Las cubiertas de placas eran más sencillas. Consistían en una simple cubeta de hormigón abierta por arriba, que se introducía en la tumba la mañana del entierro. Después de la ceremonia, se depositaba el féretro en su interior. Luego, los sepultureros colocaban la tapa que solía estar dividida en dos piezas. Estas piezas se bajaban verticalmente, una a cada extremo de la tumba, hasta que descansaban como extraños soportes de libros. En el extremo de cada pieza había una anilla de hierro por la que los sepultureros pasaban una cadena y hacían descender las piezas lentamente para cerrar la cubeta. Cada pieza pesaría unos treinta o treinta y cinco kilos…, cuarenta, a lo sumo. Y no se utilizaba sellador.

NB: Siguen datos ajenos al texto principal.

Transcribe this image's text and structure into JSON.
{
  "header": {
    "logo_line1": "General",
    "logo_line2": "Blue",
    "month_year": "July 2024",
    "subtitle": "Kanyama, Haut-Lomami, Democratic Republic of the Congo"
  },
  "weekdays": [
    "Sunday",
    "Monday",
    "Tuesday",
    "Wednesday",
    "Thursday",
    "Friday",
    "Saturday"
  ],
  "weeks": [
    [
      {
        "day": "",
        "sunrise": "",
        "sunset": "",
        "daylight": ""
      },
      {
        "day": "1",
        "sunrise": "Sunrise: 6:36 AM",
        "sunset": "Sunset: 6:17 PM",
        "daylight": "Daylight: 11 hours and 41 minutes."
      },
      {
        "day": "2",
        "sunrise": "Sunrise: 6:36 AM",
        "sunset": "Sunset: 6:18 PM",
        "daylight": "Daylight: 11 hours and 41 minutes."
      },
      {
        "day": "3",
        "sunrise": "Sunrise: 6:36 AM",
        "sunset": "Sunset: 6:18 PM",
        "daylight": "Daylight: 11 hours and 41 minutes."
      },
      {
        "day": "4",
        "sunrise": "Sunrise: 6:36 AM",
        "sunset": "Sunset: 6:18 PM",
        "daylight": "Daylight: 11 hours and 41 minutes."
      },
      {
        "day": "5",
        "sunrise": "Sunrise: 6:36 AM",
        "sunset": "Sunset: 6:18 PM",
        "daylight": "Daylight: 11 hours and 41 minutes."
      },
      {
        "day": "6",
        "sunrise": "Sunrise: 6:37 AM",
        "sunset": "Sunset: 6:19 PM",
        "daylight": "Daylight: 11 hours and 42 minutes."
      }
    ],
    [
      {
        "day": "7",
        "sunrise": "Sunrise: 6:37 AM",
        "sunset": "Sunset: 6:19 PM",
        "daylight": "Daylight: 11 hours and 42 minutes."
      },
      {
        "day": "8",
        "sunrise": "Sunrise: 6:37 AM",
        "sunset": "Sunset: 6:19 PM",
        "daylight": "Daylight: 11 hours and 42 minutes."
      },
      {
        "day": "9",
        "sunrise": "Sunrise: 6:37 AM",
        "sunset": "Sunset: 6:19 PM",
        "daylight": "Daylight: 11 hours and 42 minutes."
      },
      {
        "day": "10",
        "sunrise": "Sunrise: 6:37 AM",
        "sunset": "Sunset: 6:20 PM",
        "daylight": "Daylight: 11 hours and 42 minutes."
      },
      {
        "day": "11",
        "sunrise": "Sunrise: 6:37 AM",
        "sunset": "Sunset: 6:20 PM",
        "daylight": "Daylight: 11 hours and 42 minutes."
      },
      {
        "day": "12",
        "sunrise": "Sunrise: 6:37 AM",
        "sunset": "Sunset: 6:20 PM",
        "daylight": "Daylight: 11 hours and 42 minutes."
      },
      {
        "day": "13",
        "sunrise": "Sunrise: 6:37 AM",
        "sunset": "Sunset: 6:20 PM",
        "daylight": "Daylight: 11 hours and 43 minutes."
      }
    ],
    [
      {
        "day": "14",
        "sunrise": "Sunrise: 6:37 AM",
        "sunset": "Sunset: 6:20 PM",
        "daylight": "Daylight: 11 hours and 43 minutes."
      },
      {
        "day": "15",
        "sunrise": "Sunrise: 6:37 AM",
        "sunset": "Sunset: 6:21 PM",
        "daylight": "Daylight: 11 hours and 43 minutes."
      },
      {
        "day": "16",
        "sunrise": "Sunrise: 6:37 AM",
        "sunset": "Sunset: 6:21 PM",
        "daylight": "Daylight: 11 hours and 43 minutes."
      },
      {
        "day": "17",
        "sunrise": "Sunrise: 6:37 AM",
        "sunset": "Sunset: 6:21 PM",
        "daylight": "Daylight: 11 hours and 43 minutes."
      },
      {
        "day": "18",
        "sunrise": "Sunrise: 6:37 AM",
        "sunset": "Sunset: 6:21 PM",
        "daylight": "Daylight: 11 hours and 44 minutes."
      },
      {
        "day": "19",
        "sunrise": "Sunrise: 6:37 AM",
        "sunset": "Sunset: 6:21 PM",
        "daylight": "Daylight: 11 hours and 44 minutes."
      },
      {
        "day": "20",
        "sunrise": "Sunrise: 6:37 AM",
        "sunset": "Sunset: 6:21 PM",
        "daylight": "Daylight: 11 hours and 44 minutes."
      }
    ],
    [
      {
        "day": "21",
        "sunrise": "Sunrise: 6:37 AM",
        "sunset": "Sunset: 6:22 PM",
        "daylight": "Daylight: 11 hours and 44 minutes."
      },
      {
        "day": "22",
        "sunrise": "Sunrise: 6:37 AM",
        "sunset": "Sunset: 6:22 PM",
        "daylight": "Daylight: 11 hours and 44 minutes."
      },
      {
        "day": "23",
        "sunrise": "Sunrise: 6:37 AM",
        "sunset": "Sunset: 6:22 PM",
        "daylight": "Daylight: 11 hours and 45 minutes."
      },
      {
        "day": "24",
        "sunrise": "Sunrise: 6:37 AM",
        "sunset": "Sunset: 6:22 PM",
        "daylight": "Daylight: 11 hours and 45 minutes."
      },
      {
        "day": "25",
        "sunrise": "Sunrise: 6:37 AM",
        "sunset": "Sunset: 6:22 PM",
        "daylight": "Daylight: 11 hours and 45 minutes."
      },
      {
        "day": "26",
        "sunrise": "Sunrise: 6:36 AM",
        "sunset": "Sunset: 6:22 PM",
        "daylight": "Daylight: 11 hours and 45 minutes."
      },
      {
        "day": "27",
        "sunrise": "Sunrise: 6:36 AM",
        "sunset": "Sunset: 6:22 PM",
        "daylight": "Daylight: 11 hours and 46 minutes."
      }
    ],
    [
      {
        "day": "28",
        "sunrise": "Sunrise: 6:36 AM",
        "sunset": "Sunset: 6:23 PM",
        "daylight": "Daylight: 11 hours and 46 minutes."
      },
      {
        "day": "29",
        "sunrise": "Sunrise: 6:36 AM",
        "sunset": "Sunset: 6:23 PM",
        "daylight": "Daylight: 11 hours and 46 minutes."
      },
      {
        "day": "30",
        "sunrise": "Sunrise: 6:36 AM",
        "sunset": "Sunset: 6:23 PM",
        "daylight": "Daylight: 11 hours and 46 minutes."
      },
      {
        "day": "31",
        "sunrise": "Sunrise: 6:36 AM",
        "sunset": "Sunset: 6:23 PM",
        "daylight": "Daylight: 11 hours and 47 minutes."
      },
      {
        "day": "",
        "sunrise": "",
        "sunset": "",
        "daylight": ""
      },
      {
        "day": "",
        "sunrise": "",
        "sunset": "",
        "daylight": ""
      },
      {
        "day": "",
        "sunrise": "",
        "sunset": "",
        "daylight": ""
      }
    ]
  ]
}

Era relativamente fácil para un hombre solo levantar aquellas placas; eso era lo que Jud quería decir.
Era relativamente fácil para un hombre desenterrar el cuerpo de su hijo para enterrarlo en otro lugar.
«Ssssh… ssssh. De estas cosas no se habla. Son secretos».
—Sí, por supuesto que conozco la diferencia entre una bóveda sellada y una cubierta de placas —dijo Louis—. Pero yo no pensaba… Yo no pensaba lo que tú piensas que pensaba.
—Louis…
—Es tarde —dijo Louis—. Es tarde, estoy borracho y me ahoga la pena. Si te parece que tienes que contarme eso, pues cuéntamelo y acabemos.
«Debí empezar con martinis —pensó—. Así hubiera estado roque cuando él llamó a la puerta».
—De acuerdo, Louis. Y gracias.
—Adelante.
Jud se quedó pensativo unos momentos y empezó a hablar.